In the case of “classic” knee replacement, specific instrumentation will make it possible to measure the size of the native knee during the operation in order to choose a prosthesis of the corresponding size, the surgeon having in the operating room a wide variety of implant sizes. Preoperative radiological measurements will make it possible to determine the angles with which the bone cuts will be made to realign the knee. These cuts will be made using adjustable instrumentation that is common for all patients.

Subsequently, certain developments have sought to improve the precision of the cutting angles in an attempt to obtain optimal realignment of the knee.

In the early 2000s, we saw the emergence of surgical navigation. A computer and optical sensors present in the operating room make it possible to locate the morphology, axes and plane of rotation of the knee in space in order to determine how the bone cutting guides of the instrumentation must be positioned so that the realignment of the knee is the best possible.

A second evolution appeared about ten years ago with the appearance of personalized cutting guides. Instead of using conventional adjustable instrumentation to perform bone cuts, patient-specific plastic cutting guides are 3D printed ahead of the operation from a CT-scan of the patient’s knee.

The aim of these developments was to improve the precision of cutting angles, but various studies have shown that there is no significant difference with cuts made using conventional instrumentation. To the extent that these changes complicate the preparation or performance of the operation without making any obvious improvement, they have never really taken hold.

Whether for surgical navigation or for custom cutting guides, the knee prosthesis itself does not change. Its design and radii of curvature are the same for all patients. We could compare this to “ready-to-wear”: a prosthesis of the same shape for all but different sizes available. Some have speculated that if some patients had disappointing results and still “felt” their prosthesis, it was because the design of the prosthesis was different from that of their original knee.
We have therefore seen the appearance of “custom-made” knee prostheses since 2019. From a CT-scan of the patient’s knee, a prosthesis is cut to the shape of the patient’s original knee and personalized cutting guides for its implantation are 3D printed.

It is still far too early to say whether this development will improve the quality of the results obtained. For the moment, it is preferable to reserve this type of prosthesis for osteoarthritis responsible for moderate deformities and without associated ligament pathology because the planning does not take into account ligament hyperlaxity likely to pose specific problems that are more easily manageable with a classic knee prosthesis and its adjustable instrumentation.

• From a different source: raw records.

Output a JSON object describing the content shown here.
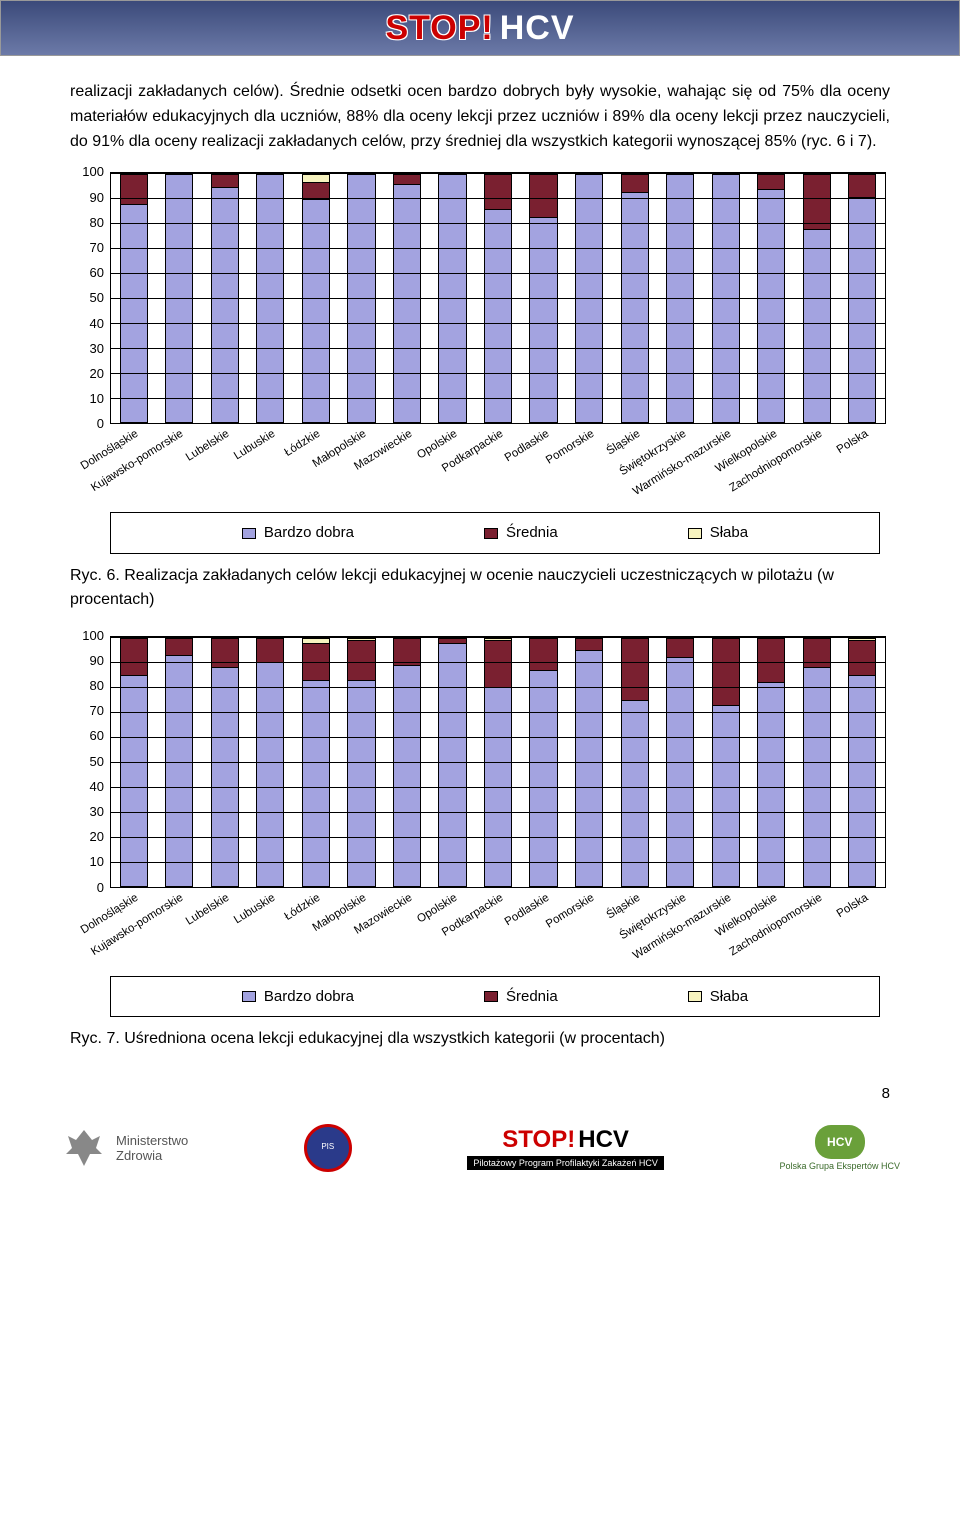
{
  "banner": {
    "stop": "STOP!",
    "hcv": "HCV"
  },
  "intro": "realizacji zakładanych celów). Średnie odsetki ocen bardzo dobrych były wysokie, wahając się od 75% dla oceny materiałów edukacyjnych dla uczniów, 88% dla oceny lekcji przez uczniów i 89% dla oceny lekcji przez nauczycieli, do 91% dla oceny realizacji zakładanych celów, przy średniej dla wszystkich kategorii wynoszącej 85% (ryc. 6 i 7).",
  "chart_common": {
    "categories": [
      "Dolnośląskie",
      "Kujawsko-pomorskie",
      "Lubelskie",
      "Lubuskie",
      "Łódzkie",
      "Małopolskie",
      "Mazowieckie",
      "Opolskie",
      "Podkarpackie",
      "Podlaskie",
      "Pomorskie",
      "Śląskie",
      "Świętokrzyskie",
      "Warmińsko-mazurskie",
      "Wielkopolskie",
      "Zachodniopomorskie",
      "Polska"
    ],
    "colors": {
      "bardzo_dobra": "#a3a3e0",
      "srednia": "#7a2030",
      "slaba": "#f7f3bf",
      "grid": "#000000",
      "background": "#ffffff"
    },
    "y_axis": {
      "min": 0,
      "max": 100,
      "labels": [
        0,
        10,
        20,
        30,
        40,
        50,
        60,
        70,
        80,
        90,
        100
      ]
    },
    "legend": [
      {
        "label": "Bardzo dobra",
        "key": "bardzo_dobra"
      },
      {
        "label": "Średnia",
        "key": "srednia"
      },
      {
        "label": "Słaba",
        "key": "slaba"
      }
    ],
    "bar_width_pct": 62,
    "label_fontsize": 13,
    "xlabel_fontsize": 11.5,
    "xlabel_angle_deg": -32
  },
  "chart6": {
    "type": "stacked_bar",
    "series": {
      "bardzo_dobra": [
        88,
        100,
        95,
        100,
        90,
        100,
        96,
        100,
        86,
        83,
        100,
        93,
        100,
        100,
        94,
        78,
        91
      ],
      "srednia": [
        12,
        0,
        5,
        0,
        7,
        0,
        4,
        0,
        14,
        17,
        0,
        7,
        0,
        0,
        6,
        22,
        9
      ],
      "slaba": [
        0,
        0,
        0,
        0,
        3,
        0,
        0,
        0,
        0,
        0,
        0,
        0,
        0,
        0,
        0,
        0,
        0
      ]
    }
  },
  "caption6": "Ryc. 6. Realizacja zakładanych celów lekcji edukacyjnej w ocenie nauczycieli uczestniczących w pilotażu (w procentach)",
  "chart7": {
    "type": "stacked_bar",
    "series": {
      "bardzo_dobra": [
        85,
        93,
        88,
        90,
        83,
        83,
        89,
        98,
        80,
        87,
        95,
        75,
        92,
        73,
        82,
        88,
        85
      ],
      "srednia": [
        15,
        7,
        12,
        10,
        15,
        16,
        11,
        2,
        19,
        13,
        5,
        25,
        8,
        27,
        18,
        12,
        14
      ],
      "slaba": [
        0,
        0,
        0,
        0,
        2,
        1,
        0,
        0,
        1,
        0,
        0,
        0,
        0,
        0,
        0,
        0,
        1
      ]
    }
  },
  "caption7": "Ryc. 7. Uśredniona ocena lekcji edukacyjnej dla wszystkich kategorii (w procentach)",
  "footer": {
    "ministry": "Ministerstwo\nZdrowia",
    "pis": "PIS",
    "stophcv_desc": "Pilotażowy Program Profilaktyki Zakażeń HCV",
    "hcv_group": "Polska Grupa Ekspertów HCV",
    "pagenum": "8"
  }
}
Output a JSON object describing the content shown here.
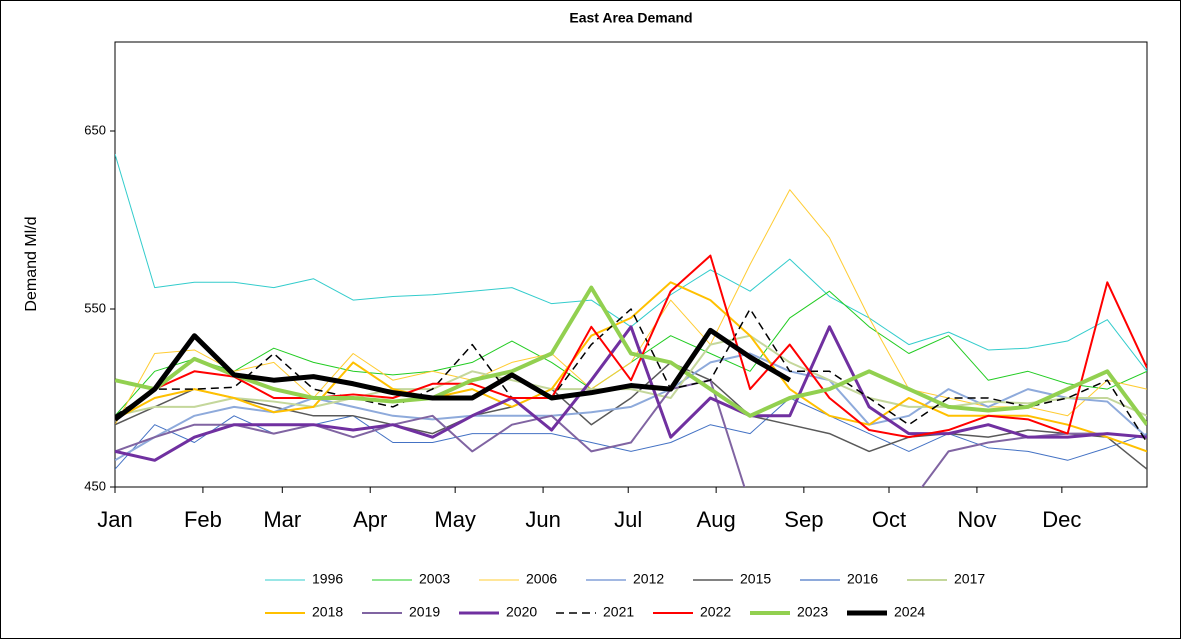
{
  "chart_data": {
    "type": "line",
    "title": "East Area Demand",
    "y_label": "Demand Ml/d",
    "x": [
      0,
      2,
      4,
      6,
      8,
      10,
      12,
      14,
      16,
      18,
      20,
      22,
      24,
      26,
      28,
      30,
      32,
      34,
      36,
      38,
      40,
      42,
      44,
      46,
      48,
      50,
      52
    ],
    "xlim": [
      0,
      52
    ],
    "xticks": [
      {
        "value": 0,
        "label": "Jan"
      },
      {
        "value": 4.43,
        "label": "Feb"
      },
      {
        "value": 8.43,
        "label": "Mar"
      },
      {
        "value": 12.86,
        "label": "Apr"
      },
      {
        "value": 17.14,
        "label": "May"
      },
      {
        "value": 21.57,
        "label": "Jun"
      },
      {
        "value": 25.86,
        "label": "Jul"
      },
      {
        "value": 30.29,
        "label": "Aug"
      },
      {
        "value": 34.71,
        "label": "Sep"
      },
      {
        "value": 39,
        "label": "Oct"
      },
      {
        "value": 43.43,
        "label": "Nov"
      },
      {
        "value": 47.71,
        "label": "Dec"
      }
    ],
    "ylim": [
      450,
      700
    ],
    "yticks": [
      450,
      550,
      650
    ],
    "series": [
      {
        "name": "1996",
        "color": "#33cccc",
        "width": 1,
        "values": [
          637,
          562,
          565,
          565,
          562,
          567,
          555,
          557,
          558,
          560,
          562,
          553,
          555,
          540,
          558,
          572,
          560,
          578,
          557,
          545,
          530,
          537,
          527,
          528,
          532,
          544,
          515
        ]
      },
      {
        "name": "2003",
        "color": "#22cc22",
        "width": 1,
        "values": [
          490,
          515,
          522,
          515,
          528,
          520,
          515,
          513,
          515,
          520,
          532,
          520,
          505,
          520,
          535,
          525,
          515,
          545,
          560,
          540,
          525,
          535,
          510,
          515,
          508,
          505,
          515
        ]
      },
      {
        "name": "2006",
        "color": "#ffcc33",
        "width": 1,
        "values": [
          485,
          525,
          527,
          515,
          520,
          500,
          525,
          510,
          515,
          510,
          520,
          525,
          505,
          520,
          555,
          530,
          575,
          617,
          590,
          545,
          505,
          500,
          495,
          495,
          490,
          510,
          505
        ]
      },
      {
        "name": "2012",
        "color": "#4472c4",
        "width": 1,
        "values": [
          460,
          485,
          475,
          490,
          480,
          485,
          490,
          475,
          475,
          480,
          480,
          480,
          475,
          470,
          475,
          485,
          480,
          500,
          490,
          480,
          470,
          480,
          472,
          470,
          465,
          472,
          480
        ]
      },
      {
        "name": "2015",
        "color": "#595959",
        "width": 1.5,
        "values": [
          485,
          495,
          505,
          500,
          495,
          490,
          490,
          485,
          480,
          490,
          495,
          505,
          485,
          500,
          520,
          510,
          490,
          485,
          480,
          470,
          478,
          480,
          478,
          482,
          480,
          478,
          460
        ]
      },
      {
        "name": "2016",
        "color": "#8eaadb",
        "width": 2,
        "values": [
          465,
          478,
          490,
          495,
          492,
          500,
          495,
          490,
          488,
          490,
          490,
          490,
          492,
          495,
          505,
          520,
          525,
          515,
          510,
          485,
          490,
          505,
          495,
          505,
          500,
          498,
          478
        ]
      },
      {
        "name": "2017",
        "color": "#c4d79b",
        "width": 2,
        "values": [
          490,
          495,
          495,
          500,
          498,
          495,
          500,
          505,
          505,
          515,
          510,
          505,
          505,
          505,
          500,
          530,
          535,
          520,
          510,
          500,
          495,
          495,
          498,
          497,
          500,
          500,
          490
        ]
      },
      {
        "name": "2018",
        "color": "#ffc000",
        "width": 2,
        "values": [
          488,
          500,
          505,
          500,
          492,
          495,
          520,
          505,
          500,
          505,
          495,
          505,
          535,
          545,
          565,
          555,
          535,
          505,
          490,
          485,
          500,
          490,
          490,
          490,
          485,
          478,
          470
        ]
      },
      {
        "name": "2019",
        "color": "#8064a2",
        "width": 2,
        "values": [
          470,
          478,
          485,
          485,
          480,
          485,
          478,
          485,
          490,
          470,
          485,
          490,
          470,
          475,
          505,
          510,
          440,
          430,
          425,
          430,
          440,
          470,
          475,
          478,
          480,
          480,
          478
        ]
      },
      {
        "name": "2020",
        "color": "#7030a0",
        "width": 3,
        "values": [
          470,
          465,
          478,
          485,
          485,
          485,
          482,
          485,
          478,
          490,
          500,
          482,
          510,
          540,
          478,
          500,
          490,
          490,
          540,
          495,
          480,
          480,
          485,
          478,
          478,
          480,
          478
        ]
      },
      {
        "name": "2021",
        "color": "#000000",
        "width": 1.5,
        "dashed": true,
        "values": [
          490,
          505,
          505,
          506,
          525,
          505,
          500,
          495,
          505,
          530,
          500,
          500,
          530,
          550,
          505,
          510,
          550,
          515,
          515,
          500,
          485,
          500,
          500,
          495,
          500,
          510,
          475
        ]
      },
      {
        "name": "2022",
        "color": "#ff0000",
        "width": 2,
        "values": [
          488,
          505,
          515,
          512,
          500,
          500,
          502,
          500,
          508,
          508,
          500,
          500,
          540,
          510,
          560,
          580,
          505,
          530,
          500,
          482,
          478,
          482,
          490,
          488,
          480,
          565,
          517
        ]
      },
      {
        "name": "2023",
        "color": "#92d050",
        "width": 4,
        "values": [
          510,
          505,
          522,
          513,
          505,
          500,
          500,
          498,
          500,
          510,
          515,
          525,
          562,
          525,
          520,
          505,
          490,
          500,
          505,
          515,
          505,
          495,
          493,
          495,
          505,
          515,
          485
        ]
      },
      {
        "name": "2024",
        "color": "#000000",
        "width": 5,
        "values": [
          488,
          505,
          535,
          513,
          510,
          512,
          508,
          503,
          500,
          500,
          513,
          500,
          503,
          507,
          505,
          538,
          523,
          510,
          null,
          null,
          null,
          null,
          null,
          null,
          null,
          null,
          null
        ]
      }
    ]
  }
}
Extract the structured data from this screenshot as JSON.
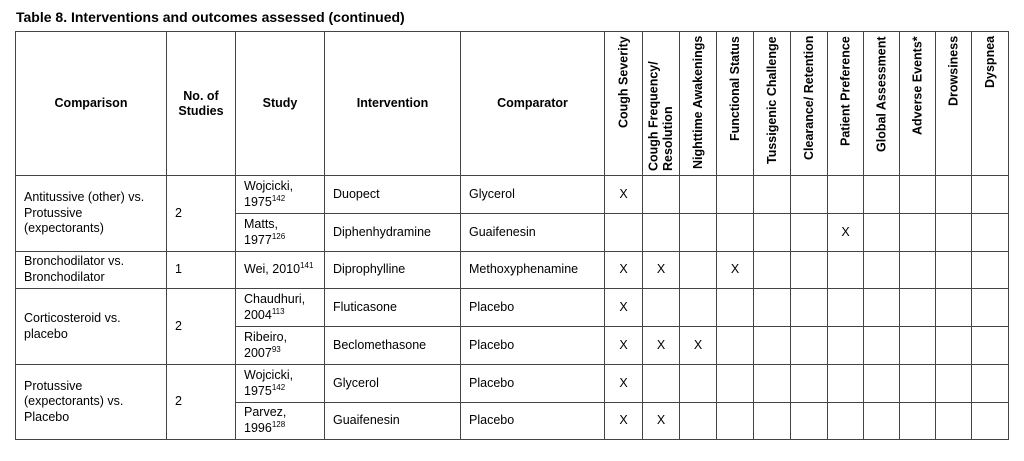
{
  "table": {
    "caption": "Table 8. Interventions and outcomes assessed (continued)",
    "headers": {
      "comparison": "Comparison",
      "no_of_studies": "No. of Studies",
      "study": "Study",
      "intervention": "Intervention",
      "comparator": "Comparator",
      "outcomes": [
        "Cough Severity",
        "Cough Frequency/ Resolution",
        "Nighttime Awakenings",
        "Functional Status",
        "Tussigenic Challenge",
        "Clearance/ Retention",
        "Patient Preference",
        "Global Assessment",
        "Adverse Events*",
        "Drowsiness",
        "Dyspnea"
      ]
    },
    "groups": [
      {
        "comparison": "Antitussive (other) vs. Protussive (expectorants)",
        "n": "2",
        "studies": [
          {
            "name": "Wojcicki, 1975",
            "ref": "142",
            "intervention": "Duopect",
            "comparator": "Glycerol",
            "marks": [
              "X",
              "",
              "",
              "",
              "",
              "",
              "",
              "",
              "",
              "",
              ""
            ]
          },
          {
            "name": "Matts, 1977",
            "ref": "126",
            "intervention": "Diphenhydramine",
            "comparator": "Guaifenesin",
            "marks": [
              "",
              "",
              "",
              "",
              "",
              "",
              "X",
              "",
              "",
              "",
              ""
            ]
          }
        ]
      },
      {
        "comparison": "Bronchodilator vs. Bronchodilator",
        "n": "1",
        "studies": [
          {
            "name": "Wei, 2010",
            "ref": "141",
            "intervention": "Diprophylline",
            "comparator": "Methoxyphenamine",
            "marks": [
              "X",
              "X",
              "",
              "X",
              "",
              "",
              "",
              "",
              "",
              "",
              ""
            ]
          }
        ]
      },
      {
        "comparison": "Corticosteroid vs. placebo",
        "n": "2",
        "studies": [
          {
            "name": "Chaudhuri, 2004",
            "ref": "113",
            "intervention": "Fluticasone",
            "comparator": "Placebo",
            "marks": [
              "X",
              "",
              "",
              "",
              "",
              "",
              "",
              "",
              "",
              "",
              ""
            ]
          },
          {
            "name": "Ribeiro, 2007",
            "ref": "93",
            "intervention": "Beclomethasone",
            "comparator": "Placebo",
            "marks": [
              "X",
              "X",
              "X",
              "",
              "",
              "",
              "",
              "",
              "",
              "",
              ""
            ]
          }
        ]
      },
      {
        "comparison": "Protussive (expectorants) vs. Placebo",
        "n": "2",
        "studies": [
          {
            "name": "Wojcicki, 1975",
            "ref": "142",
            "intervention": "Glycerol",
            "comparator": "Placebo",
            "marks": [
              "X",
              "",
              "",
              "",
              "",
              "",
              "",
              "",
              "",
              "",
              ""
            ]
          },
          {
            "name": "Parvez, 1996",
            "ref": "128",
            "intervention": "Guaifenesin",
            "comparator": "Placebo",
            "marks": [
              "X",
              "X",
              "",
              "",
              "",
              "",
              "",
              "",
              "",
              "",
              ""
            ]
          }
        ]
      }
    ]
  }
}
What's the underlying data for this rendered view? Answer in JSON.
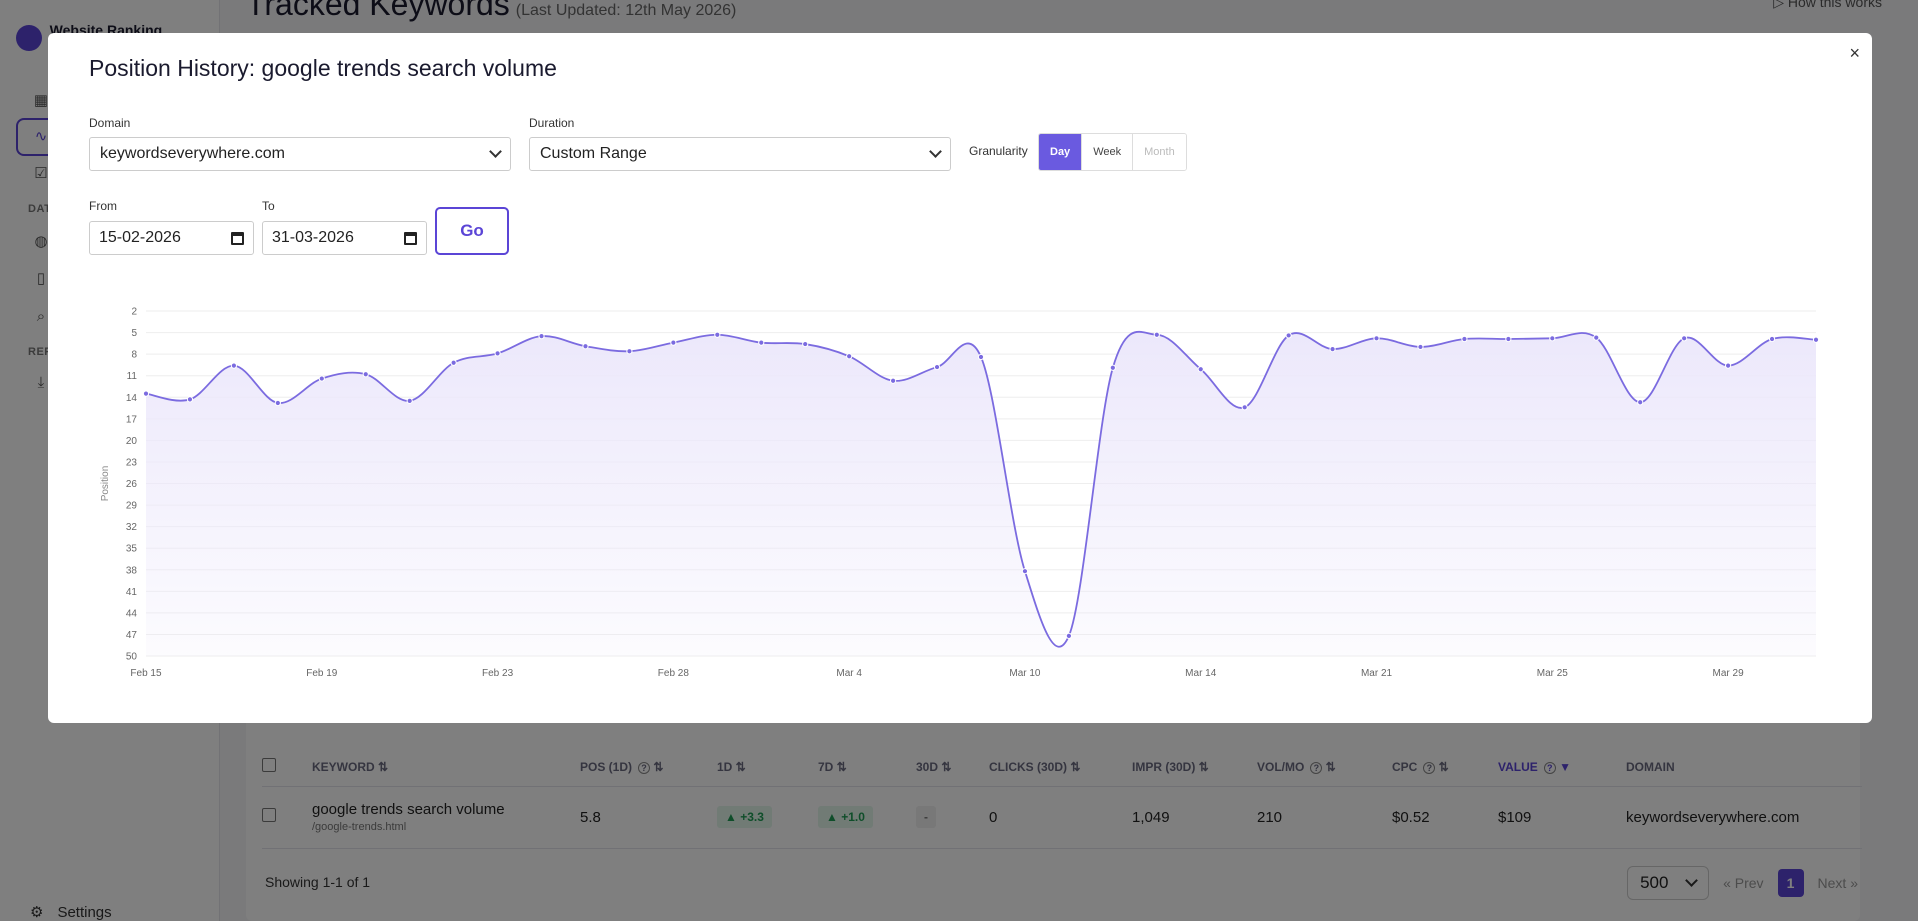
{
  "app": {
    "brand_name": "Website Ranking Checker",
    "page_title": "Tracked Keywords",
    "last_updated": "(Last Updated: 12th May 2026)",
    "how_link": "▷ How this works",
    "sidebar_sections": [
      "DAT",
      "REP"
    ],
    "settings_label": "Settings"
  },
  "table": {
    "columns": [
      "KEYWORD",
      "POS (1D)",
      "1D",
      "7D",
      "30D",
      "CLICKS (30D)",
      "IMPR (30D)",
      "VOL/MO",
      "CPC",
      "VALUE",
      "DOMAIN"
    ],
    "rows": [
      {
        "keyword": "google trends search volume",
        "url": "/google-trends.html",
        "pos": "5.8",
        "d1": "▲ +3.3",
        "d7": "▲ +1.0",
        "d30": "-",
        "clicks": "0",
        "impr": "1,049",
        "vol": "210",
        "cpc": "$0.52",
        "value": "$109",
        "domain": "keywordseverywhere.com"
      }
    ],
    "showing": "Showing 1-1 of 1",
    "per_page": "500",
    "prev": "« Prev",
    "current_page": "1",
    "next": "Next »"
  },
  "modal": {
    "title": "Position History: google trends search volume",
    "close": "×",
    "domain_label": "Domain",
    "domain_value": "keywordseverywhere.com",
    "duration_label": "Duration",
    "duration_value": "Custom Range",
    "granularity_label": "Granularity",
    "granularity_options": [
      "Day",
      "Week",
      "Month"
    ],
    "granularity_selected": "Day",
    "from_label": "From",
    "from_value": "15-02-2026",
    "to_label": "To",
    "to_value": "31-03-2026",
    "go_label": "Go"
  },
  "colors": {
    "accent": "#5b45d6",
    "line": "#7b6be0",
    "area": "#ece8fb",
    "positive": "#1f9d55"
  },
  "chart_data": {
    "type": "area",
    "title": "",
    "xlabel": "",
    "ylabel": "Position",
    "y_inverted": true,
    "ylim": [
      2,
      50
    ],
    "y_ticks": [
      2,
      5,
      8,
      11,
      14,
      17,
      20,
      23,
      26,
      29,
      32,
      35,
      38,
      41,
      44,
      47,
      50
    ],
    "x_tick_labels": [
      {
        "label": "Feb 15",
        "index": 0
      },
      {
        "label": "Feb 19",
        "index": 4
      },
      {
        "label": "Feb 23",
        "index": 8
      },
      {
        "label": "Feb 28",
        "index": 12
      },
      {
        "label": "Mar 4",
        "index": 16
      },
      {
        "label": "Mar 10",
        "index": 20
      },
      {
        "label": "Mar 14",
        "index": 24
      },
      {
        "label": "Mar 21",
        "index": 28
      },
      {
        "label": "Mar 25",
        "index": 32
      },
      {
        "label": "Mar 29",
        "index": 36
      }
    ],
    "grid": true,
    "series": [
      {
        "values": [
          13.5,
          14.3,
          9.6,
          14.8,
          11.4,
          10.8,
          14.5,
          9.2,
          7.9,
          5.5,
          6.9,
          7.6,
          6.4,
          5.3,
          6.4,
          6.6,
          8.3,
          11.7,
          9.8,
          8.4,
          38.2,
          47.2,
          9.9,
          5.3,
          10.1,
          15.4,
          5.4,
          7.3,
          5.8,
          7.0,
          5.9,
          5.9,
          5.8,
          5.7,
          14.7,
          5.8,
          9.6,
          5.9,
          6.0
        ]
      }
    ]
  }
}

Personally, I use these prosthesis in certain indications, especially since the industrial process which goes from the realization of the scanner to the manufacture of the prosthesis and the personalized cutting guides and its delivery to the operating room is perfectly reliable. The installation technique is reliable as well. These “custom-made” prosthesis seems to me to represent an interesting development in knee replacement surgery that could improve the functional result, but there is not yet enough hindsight to confirm it. However, this will not solve all the problems because the capacity of the constituent materials of the prosthesis to absorb impacts is different from that of the native knee and it is unfortunately unlikely that these prosthesis will be entirely forgotten.